No.
I'm not even talking about whether it's good enough for finance or not, I'm just saying if Google is the only way to login to your service, then I won't use it, and neither will do other privacy-conscious users.
Now, on the technical side. Using third-party logins is less secure because a failure on the third-party site will also affect yours, and the third-party site can itself impersonate any of your users. With your own login, you only have to defend your infrastructure. With third-party logins, you have to defend your infra and hope the third-party's infra is secure.
On a legal side, having your own login system means you have better control and auditing over who did what and when, where as with Google (or any third-party service) all you have is "someone pretending to be X logged in at that time from this IP". Whether they did password recovery beforehand, or had 2FA enabled is something you don't know and can't enforce.

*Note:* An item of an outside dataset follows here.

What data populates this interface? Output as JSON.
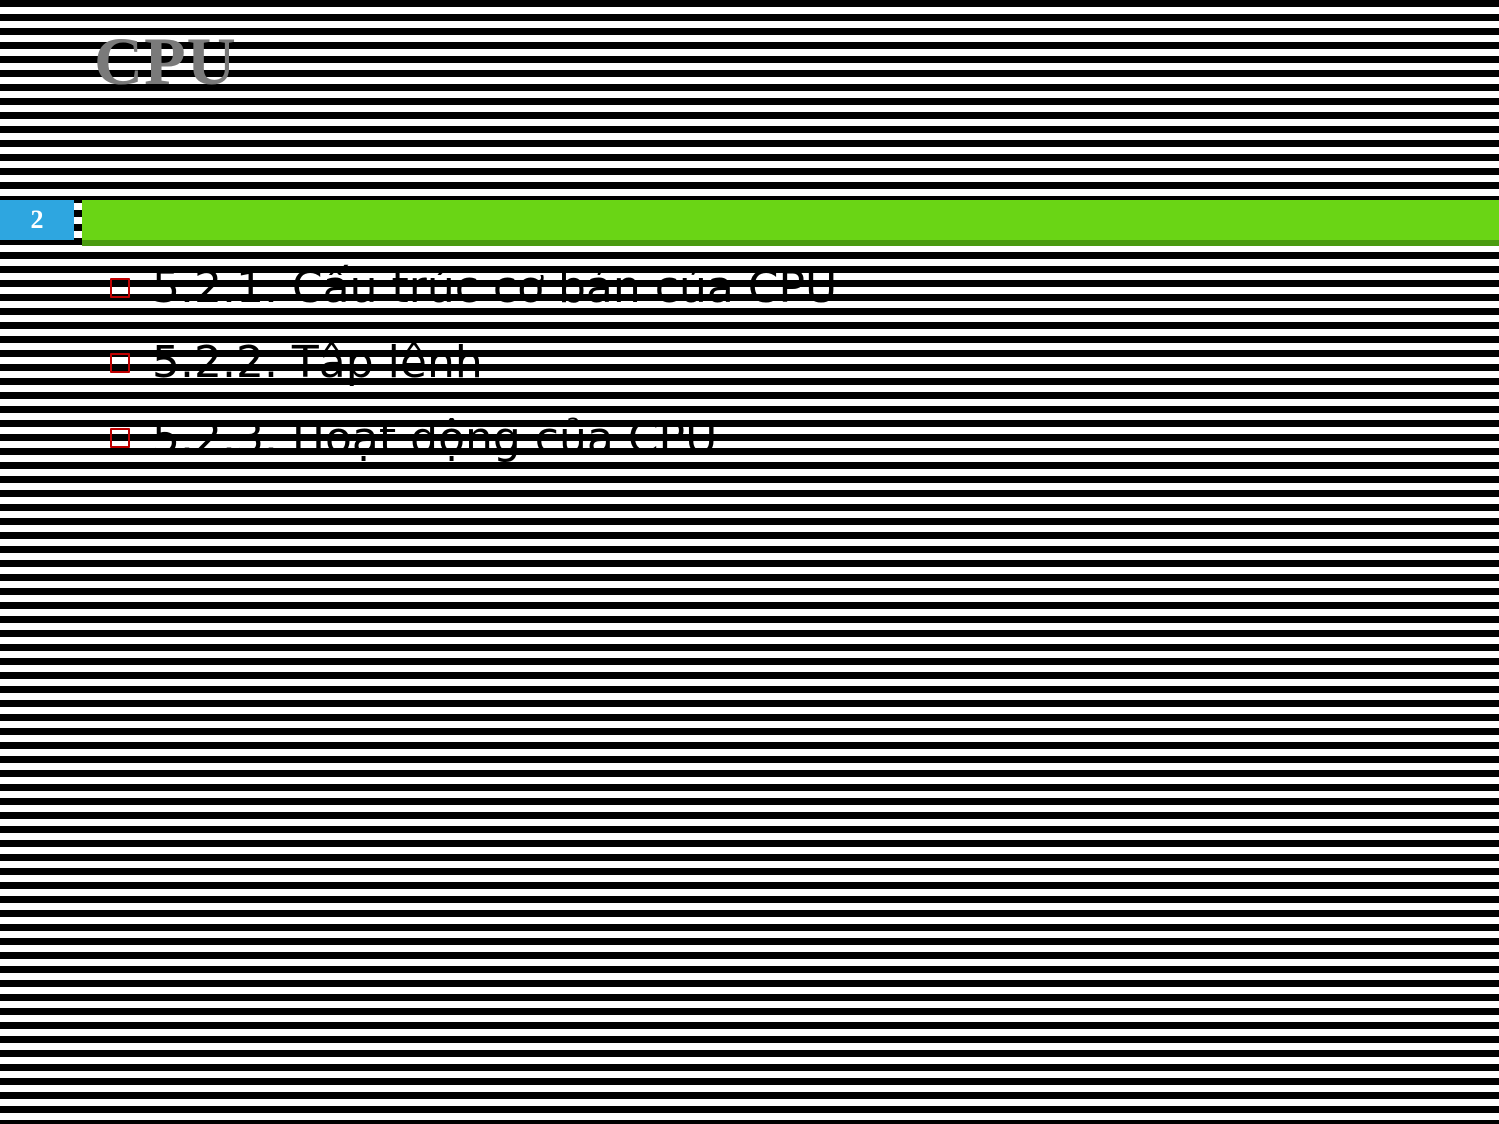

When something goes awry, you won't be able to prove it's the user's fault of not securing his account well enough and will have to pay, where as with your own system you'll be able to say "at X in the morning someone reset your password and you didn't have 2FA enabled. Sorry, it's not our fault, now you better work on securing that email account".
Finally, secure logins aren't that hard. Correctly hashing passwords, not doing stupid mistakes like sending the password in emails, using captchas to thwart bruteforce, locking out IPs after multiple failed logins and providing 2FA using standard protocols is all you need to be secure. In comparison, this is what my bank's login process looks like :

Yes. My bank is one of France's largest banks, and their login consists of an 8-digit user ID followed by a 6 digit (no letters, that would be too much to ask) secret code, that you have to enter in a cute little security theater because according to their "experts" someone capable of keylogging isn't capable of taking screenshots of where you click. There is obviously no 2FA, and I wouldn't be surprised if the secret code was stored in plain text. The only good thing is that they lock out IPs after 5 login attempts, but that's about it.
So assuming you do everything I told you above, you'll be more secure than one of the largest banks here; as a little extra precaution you may use a random user ID instead of something known like an username or email (but that makes the user remember two things instead of only the password, which in turn may make them choose a weaker/easier to remember password or to reuse one they already have).
Of course, security of logins isn't the only thing you need to do especially on a finance website. You should also make sure your own servers are secure, so you need to have IDS, monitor every service, check logs often and prepare to act quickly if something appears fishy.